En entrevista con el periódico Escambray, Sánchez detalló que el altercado ocurrió tras una polémica jugada en el octavo inning del encuentro entre Sancti Spíritus y la Isla de la Juventud. El estratega reconoció que acudió a intercambiar criterios con Rojas tras la victoria de su equipo, lo que escaló rápidamente hacia una discusión llena de faltas de respeto. \»Somos responsables de comenzar una discusión\», admitió el entrenador, quien se mostró \»apenado\» y \»avergonzado\» por la pérdida de compostura que los alejó de su rol de educadores.
Ante la difusión en redes sociales que lo señalaba de intentar agredir con un bate, el director espirituano precisó los hechos para limpiar su reputación. Sánchez aseguró que en medio del forcejeo se defendió con un \»palito de ejercicios\», objeto que habría ocasionado la lesión al comisario.
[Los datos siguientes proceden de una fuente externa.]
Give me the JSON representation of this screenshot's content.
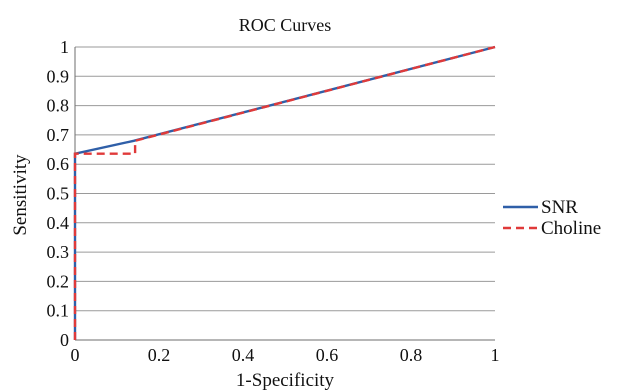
{
  "chart_data": {
    "type": "line",
    "title": "ROC Curves",
    "xlabel": "1-Specificity",
    "ylabel": "Sensitivity",
    "xlim": [
      0,
      1
    ],
    "ylim": [
      0,
      1
    ],
    "xticks": [
      "0",
      "0.2",
      "0.4",
      "0.6",
      "0.8",
      "1"
    ],
    "yticks": [
      "0",
      "0.1",
      "0.2",
      "0.3",
      "0.4",
      "0.5",
      "0.6",
      "0.7",
      "0.8",
      "0.9",
      "1"
    ],
    "grid": "horizontal",
    "legend_position": "right",
    "series": [
      {
        "name": "SNR",
        "color": "#2f5fa8",
        "line_style": "solid",
        "x": [
          0,
          0,
          0.14,
          1
        ],
        "y": [
          0,
          0.636,
          0.68,
          1
        ]
      },
      {
        "name": "Choline",
        "color": "#e03a3a",
        "line_style": "dashed",
        "x": [
          0,
          0,
          0.143,
          0.143,
          1
        ],
        "y": [
          0,
          0.636,
          0.636,
          0.68,
          1
        ]
      }
    ]
  }
}
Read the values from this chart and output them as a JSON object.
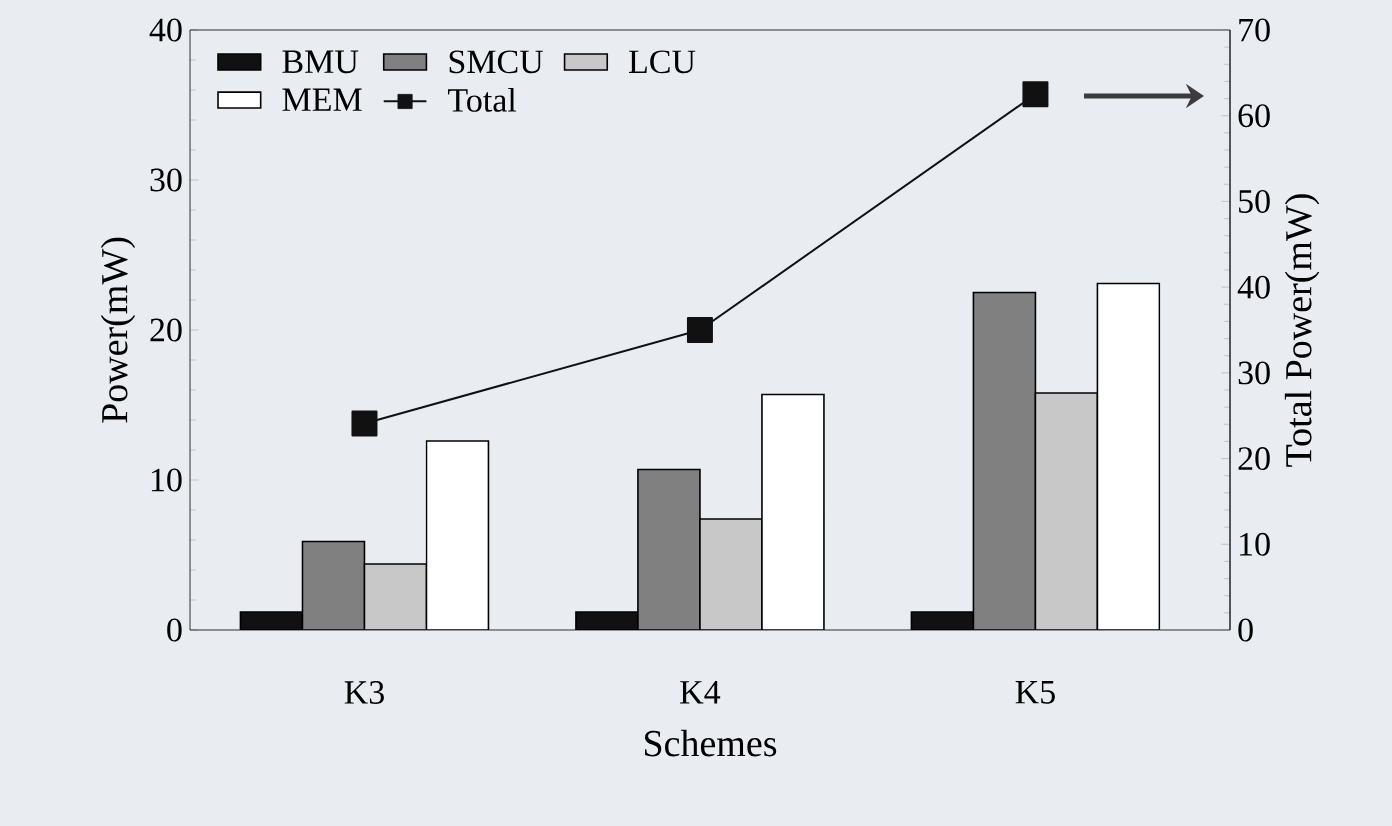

El mánager rechazó ser un \»asesino\» o \»cobarde\» y enfatizó que nunca tuvo la intención de dañar la salud de su colega, asumiendo que las consecuencias de la agresión no se miden en el calor del momento.
El control del deporte bajo la burocracia estatal
El caso trasciende la simple indisciplina deportiva para reflejar el deterioro y la tensión estructural que impera en la sociedad cubana, incluido el ámbito deportivo. Las instituciones deportivas, fuertemente centralizadas bajo el gobierno cubano, operan sin independencia real, sometidas a la burocracia y a la falta de recursos que aquejan a la isla. La presión por mantener el rendimiento en medio de la crisis económica y el éxodo masivo de atletas ha generado un clima de estrés extremo, donde los conflictos personales y profesionales estallan ante la ausencia de mecanismos de mediación efectivos.
Sánchez espera ahora el veredicto de la CNB, que abrió una investigación con un plazo de hasta 30 días. El mánager señaló que la Comisión tiene la potestad de retirarlo de la dirección del equipo si así lo determina, pero pidió que la decisión se base en los hechos y no en la presión de las redes sociales. Hasta que no se definan las medidas, las autoridades de la isla han indicado que el técnico no actuará en la 64 Serie Nacional.
El futuro de Sánchez en la pelota cubana queda suspendido en un limbo, evidenciando cómo el destino de los profesionales en la isla depende de la voluntad de organismos estatales sin contrapeso democrático. Más allá de la sanción individual, el incidente subraya la urgente necesidad de modernizar y despolitizar las estructuras deportivas del país, actualmente ahogadas por el control absoluto de la dictadura cubana y la profunda crisis sistémica que atraviesa a la nación.